A urgência que os especialistas pedem em sua carta não é infundada. Ryan Gariepy, o fundador da Clearpath Robotics, disse: "Ao contrário de outras manifestações sobre IA que ainda permanecem no domínio da ficção científica, os sistemas de armas autônomas estão em desenvolvimento no momento e têm um potencial destrutivo muito real para causar danos significativos a pessoas inocentes, além de instabilidade global”.

Enquanto a sugestão de robôs assassinos evoca imagens de ficção científica, como no filme Exterminador do Futuro, armas autônomas letais já estão em uso. A Coreia do Sul, por exemplo, já usa drones armados desenvolvidos pela empresa Dodaam Systems para patrulhar sua fronteira com a Coreia do Norte - embora, por enquanto, ações letais ainda exijam a autorização de um ser humano.

Outro exemplo é o sentinela SGR-A1 da Samsung, que, segundo informações, é tecnicamente capaz de disparar de forma autônoma, e está em uso ao longo da fronteira sul-coreana na zona desmilitarizada de 2,5m de largura. A arma de segurança, desenvolvida em nome do governo sul-coreano, foi a primeira de seu tipo com um sistema autônomo capaz de realizar vigilância, reconhecimento de voz, rastreamento e disparos com metralhadora ou lançador de granadas.

O fabricante de armas russo Kalashnikov anunciou no mês passado um "módulo de combate totalmente automatizado" equipado com múltiplas armas de fogo que pode identificar alvos e tomar decisões por conta própria.

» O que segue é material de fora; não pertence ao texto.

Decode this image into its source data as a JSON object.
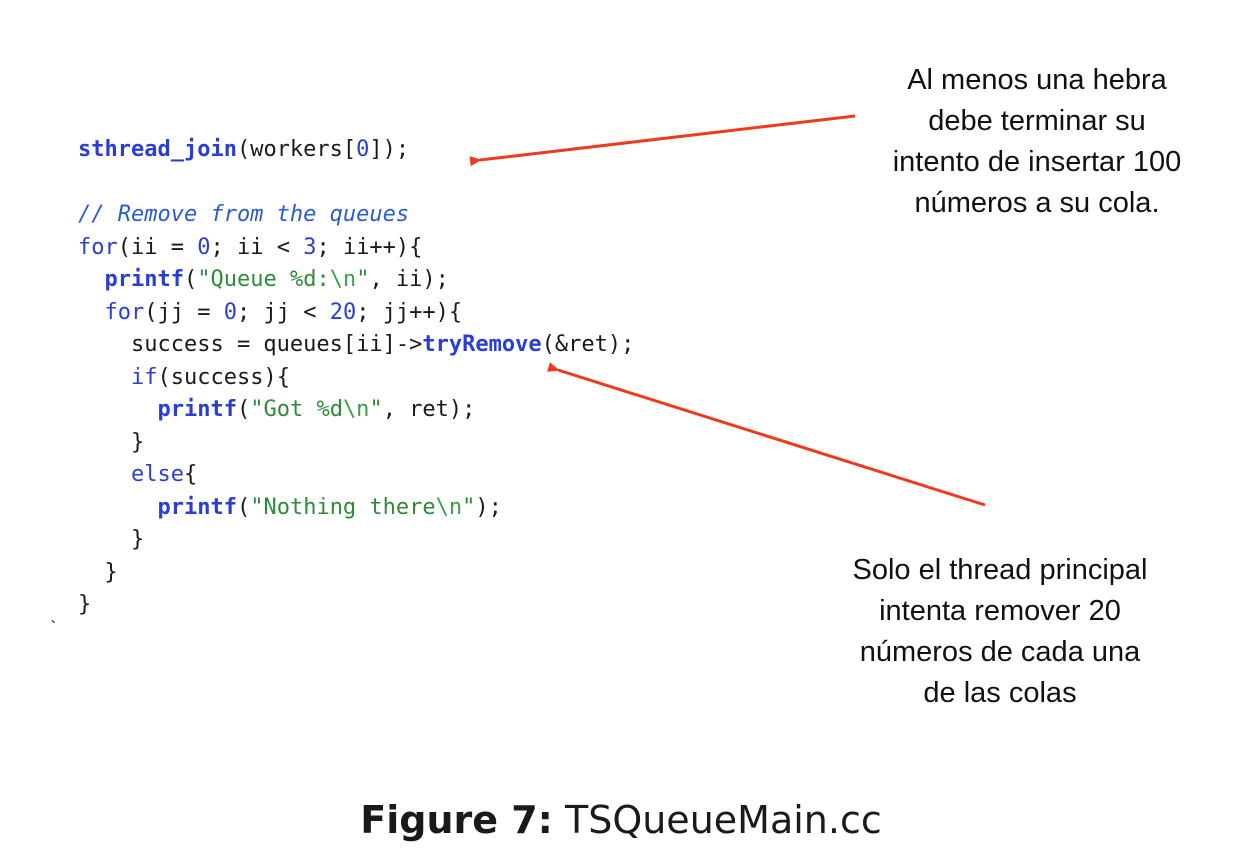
{
  "code": {
    "lines": [
      [
        {
          "t": "sthread_join",
          "c": "fn"
        },
        {
          "t": "(workers[",
          "c": "txt"
        },
        {
          "t": "0",
          "c": "num"
        },
        {
          "t": "]);",
          "c": "txt"
        }
      ],
      [],
      [
        {
          "t": "// Remove from the queues",
          "c": "cm"
        }
      ],
      [
        {
          "t": "for",
          "c": "kw"
        },
        {
          "t": "(ii = ",
          "c": "txt"
        },
        {
          "t": "0",
          "c": "num"
        },
        {
          "t": "; ii < ",
          "c": "txt"
        },
        {
          "t": "3",
          "c": "num"
        },
        {
          "t": "; ii++){",
          "c": "txt"
        }
      ],
      [
        {
          "t": "  ",
          "c": "txt"
        },
        {
          "t": "printf",
          "c": "fn"
        },
        {
          "t": "(",
          "c": "txt"
        },
        {
          "t": "\"Queue %d:",
          "c": "str"
        },
        {
          "t": "\\n",
          "c": "esc"
        },
        {
          "t": "\"",
          "c": "str"
        },
        {
          "t": ", ii);",
          "c": "txt"
        }
      ],
      [
        {
          "t": "  ",
          "c": "txt"
        },
        {
          "t": "for",
          "c": "kw"
        },
        {
          "t": "(jj = ",
          "c": "txt"
        },
        {
          "t": "0",
          "c": "num"
        },
        {
          "t": "; jj < ",
          "c": "txt"
        },
        {
          "t": "20",
          "c": "num"
        },
        {
          "t": "; jj++){",
          "c": "txt"
        }
      ],
      [
        {
          "t": "    success = queues[ii]->",
          "c": "txt"
        },
        {
          "t": "tryRemove",
          "c": "fn"
        },
        {
          "t": "(&ret);",
          "c": "txt"
        }
      ],
      [
        {
          "t": "    ",
          "c": "txt"
        },
        {
          "t": "if",
          "c": "kw"
        },
        {
          "t": "(success){",
          "c": "txt"
        }
      ],
      [
        {
          "t": "      ",
          "c": "txt"
        },
        {
          "t": "printf",
          "c": "fn"
        },
        {
          "t": "(",
          "c": "txt"
        },
        {
          "t": "\"Got %d",
          "c": "str"
        },
        {
          "t": "\\n",
          "c": "esc"
        },
        {
          "t": "\"",
          "c": "str"
        },
        {
          "t": ", ret);",
          "c": "txt"
        }
      ],
      [
        {
          "t": "    }",
          "c": "txt"
        }
      ],
      [
        {
          "t": "    ",
          "c": "txt"
        },
        {
          "t": "else",
          "c": "kw"
        },
        {
          "t": "{",
          "c": "txt"
        }
      ],
      [
        {
          "t": "      ",
          "c": "txt"
        },
        {
          "t": "printf",
          "c": "fn"
        },
        {
          "t": "(",
          "c": "txt"
        },
        {
          "t": "\"Nothing there",
          "c": "str"
        },
        {
          "t": "\\n",
          "c": "esc"
        },
        {
          "t": "\"",
          "c": "str"
        },
        {
          "t": ");",
          "c": "txt"
        }
      ],
      [
        {
          "t": "    }",
          "c": "txt"
        }
      ],
      [
        {
          "t": "  }",
          "c": "txt"
        }
      ],
      [
        {
          "t": "}",
          "c": "txt"
        }
      ]
    ]
  },
  "annotations": {
    "top": {
      "lines": [
        "Al menos una hebra",
        "debe terminar su",
        "intento de insertar 100",
        "números a su cola."
      ]
    },
    "bottom": {
      "lines": [
        "Solo el thread principal",
        "intenta remover 20",
        "números de cada una",
        "de las colas"
      ]
    }
  },
  "colors": {
    "arrow": "#ee3b1f",
    "function": "#2a3ed6",
    "string": "#2e8b3a",
    "comment": "#2a5bd6"
  },
  "stray_mark": "`",
  "caption": {
    "label": "Figure 7:",
    "text": "TSQueueMain.cc"
  }
}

Isso, no entanto, gera uma situação na qual outros países também se sentem pressionados a criar armas desse tipo, por medo de serem deixados para trás. Em uma recente matéria do Financial Times, um relatório do Departamento de Defesa dos EUA sugeria o investimento em armas autônomas letais para que os EUA pudessem "se manter à frente de seus adversários que também se aproveitarão dos benefícios dessa tecnologia". Ou seja, estamos em rota de colisão com um futuro bastante perturbador.

“O surgimento de robôs assassinos militares é quase inevitável e qualquer tentativa de proibição internacional terá dificuldade em parar essa nova corrida armamentista”, conclui Renato Andalik, especialista em Tecnologia e Cibersegurança e cofundador da Ertech Systems.